Ok. So we need escaping. This isn’t so bad. This just becomes “\” (foo bar) \””. We can live with that. And one more time we encode it as “\”\\\” (foo bar) \\\”\””, because we also had to define a backslash escaping rule.
Is this terrible? No. It’s kinda annoying though. It significantly impacts the property we wanted in the first place – human readability – and complicates our parser a fair bit. As well as requiring extra code for the escaping, we take a performance hit because we need to add a significant chunk of extra logic per character we process.
Additionally, we’ve made our code more complicated around the very area that is the biggest attack surface: User submitted data. The rest of the code is probably things which are mostly under our control (which doesn’t make them not problems, but merely less of one), but the payload contents of our format is the bit that most likely contains things random users have submitted. A malicious user can take advantage of bugs in your escaping implementation and use it to craft messages you didn’t mean to send.
Here’s another example where this is problematic:
Given a list of files, encode the list is a tree containing one node per file, each containing the file name and the contents of the file as children.
In our binary format, what do we do? Well, absolutely the obvious thing. There’s nothing to think about here.
In our S-expression format, what do we do? Well, we simply run the file contents through our escaping scheme and oh hang on, some of the characters in this jpg file are non-printing because it’s not actually text.
So our escaping scheme needs to now worry about binary data. Say by base 64 encoding anything that contains non-printing characters. More complication, more of a performance hit. Worse: The encoded data is now potentially substantially larger (well, 37% larger) than the original data.
I know this is scope creep, but it’s relevant scope creep: Consider email, or http. Both of these were not originally designed for sending binary data, both are used for that and suffer from the base 64 problem. By using a binary protocol up front you’ve completely future proofed yourself from this problem: Literally nothing had to be done to take into account different payload types.

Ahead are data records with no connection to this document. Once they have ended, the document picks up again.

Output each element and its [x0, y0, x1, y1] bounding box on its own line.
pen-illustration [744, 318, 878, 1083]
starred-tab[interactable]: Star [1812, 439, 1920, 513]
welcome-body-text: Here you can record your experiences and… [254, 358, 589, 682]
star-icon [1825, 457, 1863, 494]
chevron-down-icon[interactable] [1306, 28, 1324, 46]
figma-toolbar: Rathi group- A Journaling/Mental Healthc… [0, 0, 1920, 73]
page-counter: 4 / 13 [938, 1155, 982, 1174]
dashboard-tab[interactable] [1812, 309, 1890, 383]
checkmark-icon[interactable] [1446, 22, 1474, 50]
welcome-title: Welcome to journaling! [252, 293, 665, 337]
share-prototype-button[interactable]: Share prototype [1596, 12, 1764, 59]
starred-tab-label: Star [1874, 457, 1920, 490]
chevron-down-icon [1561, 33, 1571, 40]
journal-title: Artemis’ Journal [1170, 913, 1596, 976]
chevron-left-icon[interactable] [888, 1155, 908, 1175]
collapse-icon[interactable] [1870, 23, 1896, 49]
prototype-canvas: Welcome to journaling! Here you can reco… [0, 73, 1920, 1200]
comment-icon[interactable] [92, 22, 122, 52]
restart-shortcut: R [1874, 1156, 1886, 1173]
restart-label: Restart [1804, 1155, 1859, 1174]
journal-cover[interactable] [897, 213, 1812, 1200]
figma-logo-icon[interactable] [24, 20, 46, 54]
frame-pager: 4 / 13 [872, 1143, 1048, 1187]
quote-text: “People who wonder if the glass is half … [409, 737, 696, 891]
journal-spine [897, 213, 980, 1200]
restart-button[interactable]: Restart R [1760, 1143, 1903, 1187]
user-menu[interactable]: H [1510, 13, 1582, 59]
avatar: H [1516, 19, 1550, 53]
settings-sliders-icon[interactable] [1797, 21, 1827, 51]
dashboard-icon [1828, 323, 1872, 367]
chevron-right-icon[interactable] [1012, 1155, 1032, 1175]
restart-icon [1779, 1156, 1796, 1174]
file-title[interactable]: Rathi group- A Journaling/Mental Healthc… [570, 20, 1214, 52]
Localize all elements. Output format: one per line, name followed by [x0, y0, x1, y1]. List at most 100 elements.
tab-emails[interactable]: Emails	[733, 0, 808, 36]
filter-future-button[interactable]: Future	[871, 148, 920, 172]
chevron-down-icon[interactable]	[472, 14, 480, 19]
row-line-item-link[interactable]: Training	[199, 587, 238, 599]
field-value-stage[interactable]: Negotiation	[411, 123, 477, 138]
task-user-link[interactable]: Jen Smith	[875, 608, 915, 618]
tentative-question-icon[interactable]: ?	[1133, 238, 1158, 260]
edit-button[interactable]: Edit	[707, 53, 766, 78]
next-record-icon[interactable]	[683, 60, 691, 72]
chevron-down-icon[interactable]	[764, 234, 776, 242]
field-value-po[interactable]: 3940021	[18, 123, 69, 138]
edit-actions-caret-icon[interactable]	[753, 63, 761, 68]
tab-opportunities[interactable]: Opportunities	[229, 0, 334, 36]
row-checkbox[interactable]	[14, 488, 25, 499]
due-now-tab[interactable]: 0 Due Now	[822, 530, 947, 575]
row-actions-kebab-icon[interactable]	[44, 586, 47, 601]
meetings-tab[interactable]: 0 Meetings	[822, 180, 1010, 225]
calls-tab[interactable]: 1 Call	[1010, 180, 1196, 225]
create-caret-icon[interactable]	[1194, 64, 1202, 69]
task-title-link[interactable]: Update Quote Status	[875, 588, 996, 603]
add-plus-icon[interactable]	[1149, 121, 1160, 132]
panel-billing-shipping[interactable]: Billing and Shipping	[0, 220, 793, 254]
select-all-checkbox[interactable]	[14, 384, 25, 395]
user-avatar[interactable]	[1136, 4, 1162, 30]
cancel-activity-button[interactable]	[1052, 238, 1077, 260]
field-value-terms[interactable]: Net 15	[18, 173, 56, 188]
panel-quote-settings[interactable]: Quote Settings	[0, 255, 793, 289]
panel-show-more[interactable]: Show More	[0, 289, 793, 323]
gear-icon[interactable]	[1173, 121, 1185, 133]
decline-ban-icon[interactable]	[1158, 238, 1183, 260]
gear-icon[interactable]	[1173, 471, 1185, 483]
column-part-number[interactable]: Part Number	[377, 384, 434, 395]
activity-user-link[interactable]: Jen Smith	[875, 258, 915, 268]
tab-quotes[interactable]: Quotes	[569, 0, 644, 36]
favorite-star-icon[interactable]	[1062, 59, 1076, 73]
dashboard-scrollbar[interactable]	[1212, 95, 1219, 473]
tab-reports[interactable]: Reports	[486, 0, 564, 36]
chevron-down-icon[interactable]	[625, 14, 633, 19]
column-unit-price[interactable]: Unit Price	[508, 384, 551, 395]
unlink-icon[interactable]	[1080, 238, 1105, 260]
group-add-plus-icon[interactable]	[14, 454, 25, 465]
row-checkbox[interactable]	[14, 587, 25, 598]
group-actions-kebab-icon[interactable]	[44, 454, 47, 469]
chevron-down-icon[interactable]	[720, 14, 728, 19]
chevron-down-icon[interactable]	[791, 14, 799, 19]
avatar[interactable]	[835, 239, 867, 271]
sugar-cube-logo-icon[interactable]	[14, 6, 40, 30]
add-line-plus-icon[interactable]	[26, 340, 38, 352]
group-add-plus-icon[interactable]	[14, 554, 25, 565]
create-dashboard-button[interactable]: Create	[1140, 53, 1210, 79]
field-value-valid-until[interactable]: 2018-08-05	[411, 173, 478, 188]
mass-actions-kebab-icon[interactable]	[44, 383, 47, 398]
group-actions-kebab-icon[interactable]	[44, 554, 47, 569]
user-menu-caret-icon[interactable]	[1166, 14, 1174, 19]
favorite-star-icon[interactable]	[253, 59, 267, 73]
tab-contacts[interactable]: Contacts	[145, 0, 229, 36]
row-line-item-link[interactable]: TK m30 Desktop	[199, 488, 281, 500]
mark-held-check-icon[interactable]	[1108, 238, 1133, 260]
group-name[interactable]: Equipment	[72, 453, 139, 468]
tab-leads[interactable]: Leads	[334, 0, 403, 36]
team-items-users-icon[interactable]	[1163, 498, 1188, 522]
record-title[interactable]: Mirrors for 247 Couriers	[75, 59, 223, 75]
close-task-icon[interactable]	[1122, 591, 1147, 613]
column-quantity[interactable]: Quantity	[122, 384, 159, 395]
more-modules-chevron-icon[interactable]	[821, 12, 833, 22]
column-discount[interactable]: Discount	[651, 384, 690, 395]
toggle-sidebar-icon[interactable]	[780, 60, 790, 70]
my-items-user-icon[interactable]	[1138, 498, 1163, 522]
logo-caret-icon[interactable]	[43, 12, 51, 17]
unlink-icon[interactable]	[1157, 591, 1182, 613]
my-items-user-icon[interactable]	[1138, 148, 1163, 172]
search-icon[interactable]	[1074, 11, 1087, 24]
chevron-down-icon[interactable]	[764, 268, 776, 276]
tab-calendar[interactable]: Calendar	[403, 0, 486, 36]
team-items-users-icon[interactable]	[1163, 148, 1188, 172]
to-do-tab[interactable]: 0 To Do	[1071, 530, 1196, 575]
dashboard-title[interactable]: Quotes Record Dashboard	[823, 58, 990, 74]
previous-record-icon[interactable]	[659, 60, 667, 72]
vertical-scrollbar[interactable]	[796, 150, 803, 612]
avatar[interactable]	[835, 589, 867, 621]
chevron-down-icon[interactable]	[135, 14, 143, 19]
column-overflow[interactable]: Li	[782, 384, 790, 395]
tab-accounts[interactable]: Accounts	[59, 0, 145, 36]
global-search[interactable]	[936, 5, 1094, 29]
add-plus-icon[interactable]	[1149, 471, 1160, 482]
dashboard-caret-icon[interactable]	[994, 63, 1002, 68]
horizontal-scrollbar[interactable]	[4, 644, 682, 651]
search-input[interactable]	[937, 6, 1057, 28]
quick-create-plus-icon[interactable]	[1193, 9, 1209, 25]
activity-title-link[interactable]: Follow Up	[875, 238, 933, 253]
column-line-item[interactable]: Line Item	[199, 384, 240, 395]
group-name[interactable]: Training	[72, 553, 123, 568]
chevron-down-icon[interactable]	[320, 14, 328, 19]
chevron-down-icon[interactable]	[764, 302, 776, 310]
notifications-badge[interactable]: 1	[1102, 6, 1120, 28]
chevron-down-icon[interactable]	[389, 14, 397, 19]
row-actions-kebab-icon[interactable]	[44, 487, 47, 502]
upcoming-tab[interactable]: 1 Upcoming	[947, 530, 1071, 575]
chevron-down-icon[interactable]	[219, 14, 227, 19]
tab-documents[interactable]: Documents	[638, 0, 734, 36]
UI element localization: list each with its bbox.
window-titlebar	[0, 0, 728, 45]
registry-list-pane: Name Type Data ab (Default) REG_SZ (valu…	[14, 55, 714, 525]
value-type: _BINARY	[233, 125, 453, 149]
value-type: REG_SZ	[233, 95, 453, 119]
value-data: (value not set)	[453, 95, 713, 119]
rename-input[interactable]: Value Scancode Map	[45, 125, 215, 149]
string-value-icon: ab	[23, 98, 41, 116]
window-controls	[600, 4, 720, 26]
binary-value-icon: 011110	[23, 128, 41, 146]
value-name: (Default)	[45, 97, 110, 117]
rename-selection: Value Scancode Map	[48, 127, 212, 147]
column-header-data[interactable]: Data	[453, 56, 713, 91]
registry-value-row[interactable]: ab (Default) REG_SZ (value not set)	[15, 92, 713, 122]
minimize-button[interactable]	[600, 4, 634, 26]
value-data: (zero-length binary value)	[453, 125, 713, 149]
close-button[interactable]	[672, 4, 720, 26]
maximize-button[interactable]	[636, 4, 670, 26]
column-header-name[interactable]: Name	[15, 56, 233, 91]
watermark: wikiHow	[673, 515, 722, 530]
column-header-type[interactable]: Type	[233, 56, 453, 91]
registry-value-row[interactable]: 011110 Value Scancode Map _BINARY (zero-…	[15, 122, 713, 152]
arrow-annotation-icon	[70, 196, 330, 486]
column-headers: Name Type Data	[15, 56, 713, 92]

This leads to an additional maxim:
If your data format has to care about what the contents of its payload look like then you are creating problems for yourself
If you want to be able to embed arbitrary binary data in your format then your format is by construction not human readable.
I have some more issues in mind, but I need to think about them some more in order to produce something which is even half coherent, so I’ll leave you with these for now.